How? There's a massive difference in usability and performance with a SQL database and all the data querying and manipulation it provides compared to a ZIP file that just straps together a bunch of compressed payloads with a key/value file structure.
The linked page even has a case study of the OpenDocument file format that shows exactly how SQLite is better than a Zip file: https://www.sqlite.org/affcase1.html
If you're using SQLite as a pile of files, you're not doing much querying if the compressed data inside.
> Newer machines are faster, but it is still bothersome that changing a single character in a 50 megabyte presentation causes one to burn through 50 megabytes of the finite write life on the SSD.
That's funny, since Firefox would burn through gigabytes of writing to SQLite.
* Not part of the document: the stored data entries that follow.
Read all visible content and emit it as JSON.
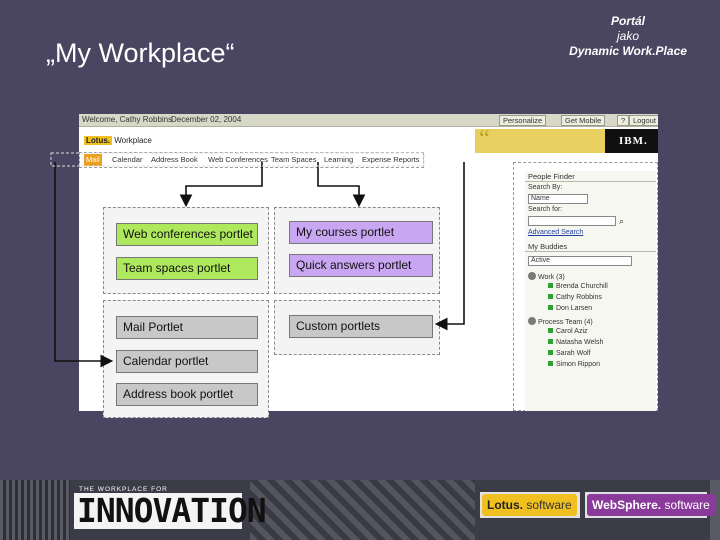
{
  "slide": {
    "title": "„My Workplace“",
    "corner": {
      "line1": "Portál",
      "line2": "jako",
      "line3": "Dynamic Work.Place"
    }
  },
  "portal": {
    "welcome": "Welcome, Cathy Robbins",
    "date": "December 02, 2004",
    "toolbar": [
      "Personalize",
      "Get Mobile",
      "?",
      "Logout"
    ],
    "logo": {
      "mark": "Lotus.",
      "text": "Workplace"
    },
    "ibm": "IBM.",
    "tabs": [
      "Mail",
      "Calendar",
      "Address Book",
      "Web Conferences",
      "Team Spaces",
      "Learning",
      "Expense Reports"
    ],
    "people_finder": {
      "title": "People Finder",
      "search_by_label": "Search By:",
      "search_by_value": "Name",
      "search_for_label": "Search for:",
      "advanced": "Advanced Search"
    },
    "my_buddies": {
      "title": "My Buddies",
      "status": "Active",
      "groups": [
        {
          "name": "Work (3)",
          "members": [
            "Brenda Churchill",
            "Cathy Robbins",
            "Don Larsen"
          ]
        },
        {
          "name": "Process Team (4)",
          "members": [
            "Carol Aziz",
            "Natasha Welsh",
            "Sarah Wolf",
            "Simon Rippon"
          ]
        }
      ]
    }
  },
  "portlets": {
    "web_conferences": "Web conferences portlet",
    "team_spaces": "Team spaces portlet",
    "my_courses": "My courses portlet",
    "quick_answers": "Quick answers portlet",
    "mail": "Mail Portlet",
    "calendar": "Calendar portlet",
    "address_book": "Address book portlet",
    "custom": "Custom portlets"
  },
  "colors": {
    "background": "#4a4560",
    "green_label": "#aee85c",
    "violet_label": "#c9a6f2",
    "gray_label": "#c8c8c8"
  },
  "footer": {
    "tagline": "THE WORKPLACE FOR",
    "innovation": "INNOVATION",
    "lotus": {
      "brand": "Lotus.",
      "suffix": "software"
    },
    "websphere": {
      "brand": "WebSphere.",
      "suffix": "software"
    }
  }
}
All comes down to quality of implementation.
The point is that you don't just use it as a pile-of-files when you have SQL access to the data and instead use a high-level data model. This is not possible at all with ZIP.
I honestly don't know much about the relative differences in formats like this, what is horrible about ZIP? Also, my impression is that more compressed files end up in RAR these days. I know that's not a new format either-- is it similarly horrible?
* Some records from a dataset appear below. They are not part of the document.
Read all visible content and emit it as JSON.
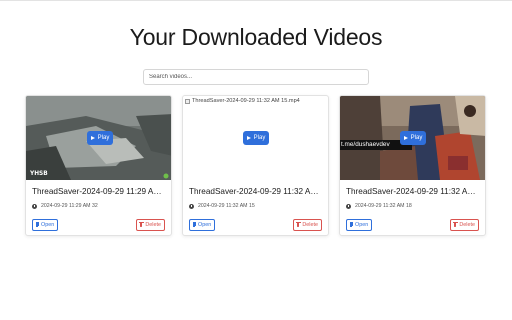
{
  "page": {
    "title": "Your Downloaded Videos",
    "search_placeholder": "Search videos..."
  },
  "videos": [
    {
      "title": "ThreadSaver-2024-09-29 11:29 AM 32...",
      "timestamp": "2024-09-29 11:29 AM 32",
      "play_label": "Play",
      "open_label": "Open",
      "delete_label": "Delete",
      "watermark": "YHSB"
    },
    {
      "title": "ThreadSaver-2024-09-29 11:32 AM 15....",
      "timestamp": "2024-09-29 11:32 AM 15",
      "play_label": "Play",
      "open_label": "Open",
      "delete_label": "Delete",
      "broken_alt": "ThreadSaver-2024-09-29 11:32 AM 15.mp4"
    },
    {
      "title": "ThreadSaver-2024-09-29 11:32 AM 18....",
      "timestamp": "2024-09-29 11:32 AM 18",
      "play_label": "Play",
      "open_label": "Open",
      "delete_label": "Delete",
      "watermark": "t.me/dushaevdev"
    }
  ],
  "colors": {
    "primary": "#2f6fdb",
    "danger": "#d9534f",
    "text": "#1c1c1c"
  }
}
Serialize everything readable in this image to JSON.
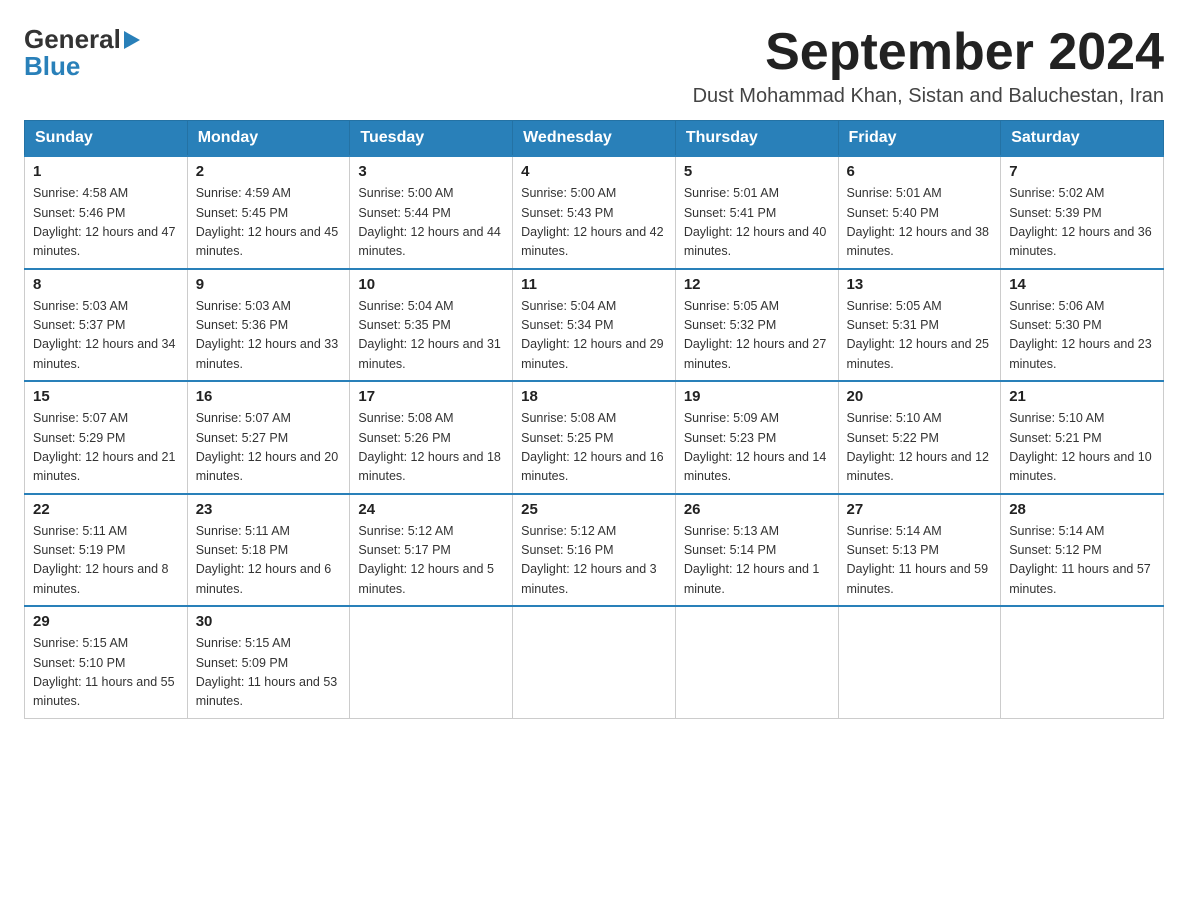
{
  "header": {
    "logo_general": "General",
    "logo_blue": "Blue",
    "title": "September 2024",
    "subtitle": "Dust Mohammad Khan, Sistan and Baluchestan, Iran"
  },
  "days_of_week": [
    "Sunday",
    "Monday",
    "Tuesday",
    "Wednesday",
    "Thursday",
    "Friday",
    "Saturday"
  ],
  "weeks": [
    [
      {
        "day": "1",
        "sunrise": "4:58 AM",
        "sunset": "5:46 PM",
        "daylight": "12 hours and 47 minutes."
      },
      {
        "day": "2",
        "sunrise": "4:59 AM",
        "sunset": "5:45 PM",
        "daylight": "12 hours and 45 minutes."
      },
      {
        "day": "3",
        "sunrise": "5:00 AM",
        "sunset": "5:44 PM",
        "daylight": "12 hours and 44 minutes."
      },
      {
        "day": "4",
        "sunrise": "5:00 AM",
        "sunset": "5:43 PM",
        "daylight": "12 hours and 42 minutes."
      },
      {
        "day": "5",
        "sunrise": "5:01 AM",
        "sunset": "5:41 PM",
        "daylight": "12 hours and 40 minutes."
      },
      {
        "day": "6",
        "sunrise": "5:01 AM",
        "sunset": "5:40 PM",
        "daylight": "12 hours and 38 minutes."
      },
      {
        "day": "7",
        "sunrise": "5:02 AM",
        "sunset": "5:39 PM",
        "daylight": "12 hours and 36 minutes."
      }
    ],
    [
      {
        "day": "8",
        "sunrise": "5:03 AM",
        "sunset": "5:37 PM",
        "daylight": "12 hours and 34 minutes."
      },
      {
        "day": "9",
        "sunrise": "5:03 AM",
        "sunset": "5:36 PM",
        "daylight": "12 hours and 33 minutes."
      },
      {
        "day": "10",
        "sunrise": "5:04 AM",
        "sunset": "5:35 PM",
        "daylight": "12 hours and 31 minutes."
      },
      {
        "day": "11",
        "sunrise": "5:04 AM",
        "sunset": "5:34 PM",
        "daylight": "12 hours and 29 minutes."
      },
      {
        "day": "12",
        "sunrise": "5:05 AM",
        "sunset": "5:32 PM",
        "daylight": "12 hours and 27 minutes."
      },
      {
        "day": "13",
        "sunrise": "5:05 AM",
        "sunset": "5:31 PM",
        "daylight": "12 hours and 25 minutes."
      },
      {
        "day": "14",
        "sunrise": "5:06 AM",
        "sunset": "5:30 PM",
        "daylight": "12 hours and 23 minutes."
      }
    ],
    [
      {
        "day": "15",
        "sunrise": "5:07 AM",
        "sunset": "5:29 PM",
        "daylight": "12 hours and 21 minutes."
      },
      {
        "day": "16",
        "sunrise": "5:07 AM",
        "sunset": "5:27 PM",
        "daylight": "12 hours and 20 minutes."
      },
      {
        "day": "17",
        "sunrise": "5:08 AM",
        "sunset": "5:26 PM",
        "daylight": "12 hours and 18 minutes."
      },
      {
        "day": "18",
        "sunrise": "5:08 AM",
        "sunset": "5:25 PM",
        "daylight": "12 hours and 16 minutes."
      },
      {
        "day": "19",
        "sunrise": "5:09 AM",
        "sunset": "5:23 PM",
        "daylight": "12 hours and 14 minutes."
      },
      {
        "day": "20",
        "sunrise": "5:10 AM",
        "sunset": "5:22 PM",
        "daylight": "12 hours and 12 minutes."
      },
      {
        "day": "21",
        "sunrise": "5:10 AM",
        "sunset": "5:21 PM",
        "daylight": "12 hours and 10 minutes."
      }
    ],
    [
      {
        "day": "22",
        "sunrise": "5:11 AM",
        "sunset": "5:19 PM",
        "daylight": "12 hours and 8 minutes."
      },
      {
        "day": "23",
        "sunrise": "5:11 AM",
        "sunset": "5:18 PM",
        "daylight": "12 hours and 6 minutes."
      },
      {
        "day": "24",
        "sunrise": "5:12 AM",
        "sunset": "5:17 PM",
        "daylight": "12 hours and 5 minutes."
      },
      {
        "day": "25",
        "sunrise": "5:12 AM",
        "sunset": "5:16 PM",
        "daylight": "12 hours and 3 minutes."
      },
      {
        "day": "26",
        "sunrise": "5:13 AM",
        "sunset": "5:14 PM",
        "daylight": "12 hours and 1 minute."
      },
      {
        "day": "27",
        "sunrise": "5:14 AM",
        "sunset": "5:13 PM",
        "daylight": "11 hours and 59 minutes."
      },
      {
        "day": "28",
        "sunrise": "5:14 AM",
        "sunset": "5:12 PM",
        "daylight": "11 hours and 57 minutes."
      }
    ],
    [
      {
        "day": "29",
        "sunrise": "5:15 AM",
        "sunset": "5:10 PM",
        "daylight": "11 hours and 55 minutes."
      },
      {
        "day": "30",
        "sunrise": "5:15 AM",
        "sunset": "5:09 PM",
        "daylight": "11 hours and 53 minutes."
      },
      null,
      null,
      null,
      null,
      null
    ]
  ]
}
The central directory is a great feature of zip. Makes it easy to append to and to list the files or decompress individual files without decompressing the entire archive.
The actual horrible thing about zip is that there is no standard whatsoever for the encoding of filenames. So mangled filenames are common and most utilities don't even let you manually select the encoding if you know what it is.
Are there zip libraries that facilitate this usage pattern?
Either way, I tend to think you'd probably be better off with sqlite since it would give you more flexibility (for instance if you later realize that your application possesses relational data.)